Algumas dessas mutações são benéficas, mas a vasta maioria é nociva. De vez em
quando, uma mutação leva a uma vantagem seletiva: o mutante é mais rápido, ou
mais forte, ou mais esperto, e isto lhe permite viver por mais tempo e se
reproduzir mais, deixando uma prole de “mutantinhos” mais poderosos do que seus
primos. No fim, após muito muito tempo, a espécie inteira será diferente de
seus ancestrais de gerações passadas. Obviamente, Luca é a melhor ilustração do
poder das mutações aliadas ao tempo muito longo.
De
acordo com o dogma, portanto, a vida não tem um objetivo final fora a
sobrevivência. O tempo passa, os organismos se modificam através de mutações e,
aqueles com maiores chances de sobrevivência são os mais bem-sucedidos.
Por
outro lado, se a vida tem um objetivo, ela certamente precisa se proteger
contra cataclismos naturais que levariam à sua extinção. Por exemplo, os dinossauros estavam
aqui por 150 milhões de anos e foram aniquilados pela colisão de um asteroide
65 milhões de anos atrás. De lá para cá, as coisas certamente mudaram; nós entramos na história. Talvez não seja ainda
possível prever exatamente quando um terremoto ou uma erupção vulcânica vai
ocorrer, mas estamos chegando lá e já nos protegemos muito bem de mudanças
climáticas. Ao contrário dos dinossauros, podemos até nos proteger de cometas e
asteroides, se tivermos tempo suficiente para nos preparar. (Veja meu
livro "O Fim da Terra e do Céu" para detalhes.) Será que somos nós o objetivo da vida?
Para
complicar a questão, o dogma da biologia vem sendo contestado ao menos em parte
pelo advento da epigenética. A epigenética diz que no longo código
genético de uma criatura, certos genes (pedaços desse código) podem ser
ativados ou desativados por circunstâncias diversas, ligadas ao ambiente e
qualidade de vida da criatura, independentes de mutações. É bom lembrar que os
genes carregam instruções para as células produzirem proteínas, moléculas
complexas que arquitetam os processos bioquímicos necessários à vida. Portanto,
quando certos genes são ativados ou desativados, a produção das proteínas é
afetada e, com isso, é afetado, também, o organismo.
Algumas
dessas mudanças podem até ser passadas para futuras gerações. No entanto, ao
contrário das mutações genéticas, que são permanentes, as modificações
epigenéticas duram por apenas algumas gerações. Mesmo assim, isso significa que
existe um outro mecanismo que afeta os organismos ao nível genético, afetando
como populações vão se adaptando, acelerando o processo evolucionário.
Em
termos humanos, o que você come, o seu estilo de vida em geral, se você se
exercita ou não, suas interações sociais, os estresses emocionais da sua vida
podem, potencialmente, impactar sua expressão genética e ser passado para a sua
prole. Ainda não sabemos muito sobre os mecanismos epigenéticos e, infelizmente,
tem muita pseudociência já se aproveitando disso, do tipo “sua mente pode curar
seu câncer”. Infelizmente, não parece ser possível reprogramar genes com a
mente.
De
volta à questão da vida ter ou não um objetivo, mesmo com a epigenética devemos
concluir que não. Nossa inteligência não é parte de um grande plano, e sim
resultado de bilhões de anos de evolução num ambiente complexo e sempre em
transformação. O objetivo que encontramos na vida vem a posteriori,
resultado da nossa presença neste planeta extremamente raro.

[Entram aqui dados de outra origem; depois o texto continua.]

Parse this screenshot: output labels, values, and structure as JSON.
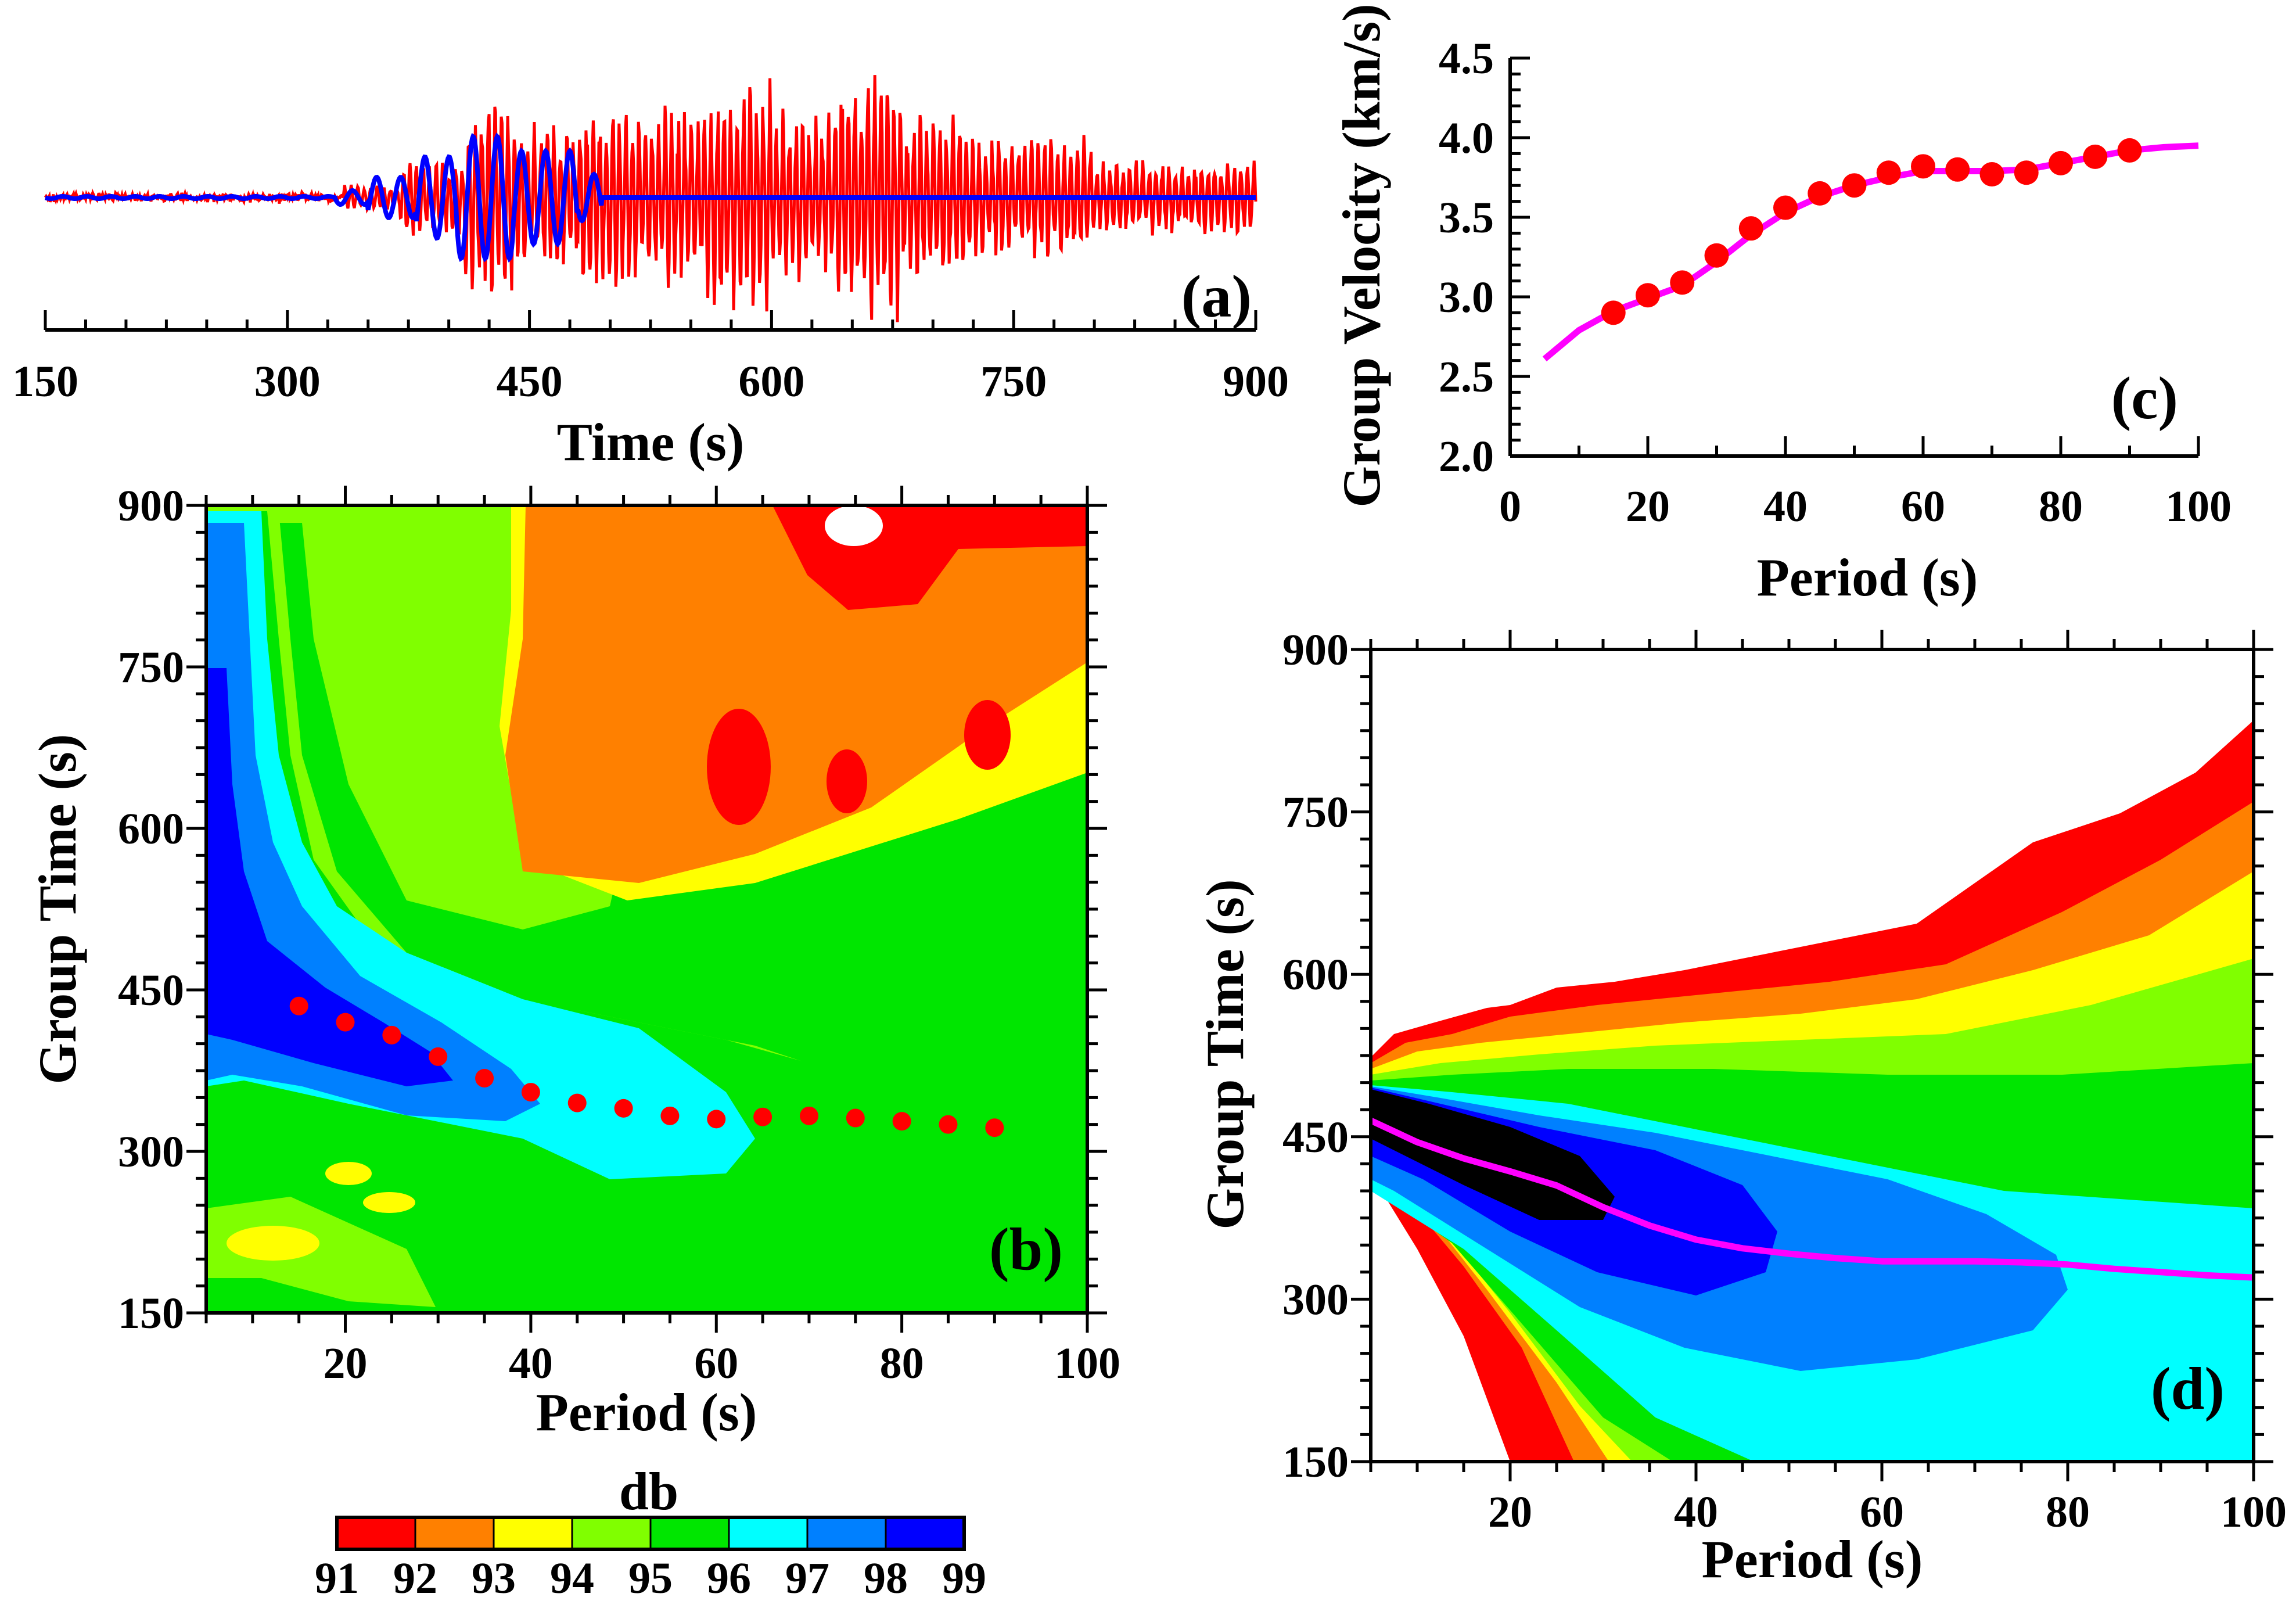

Agora que estamos aqui, e somos uma
espécie capaz de produzir conhecimento, devemos aceitar nosso papel como
expressão rara da vida e repensar nossa relação com as outras criaturas e com o
planeta. Sendo um otimista, espero que o objetivo da vida—sua permanência—se
transforme no nosso objetivo, e nos tornemos nos guardiões da vida e não no seu
carrasco.
Marcelo Gleiser - professor de física e astronomia na Universidade
Dartmouth (EUA), autor de “A Simples Beleza do Inesperado”.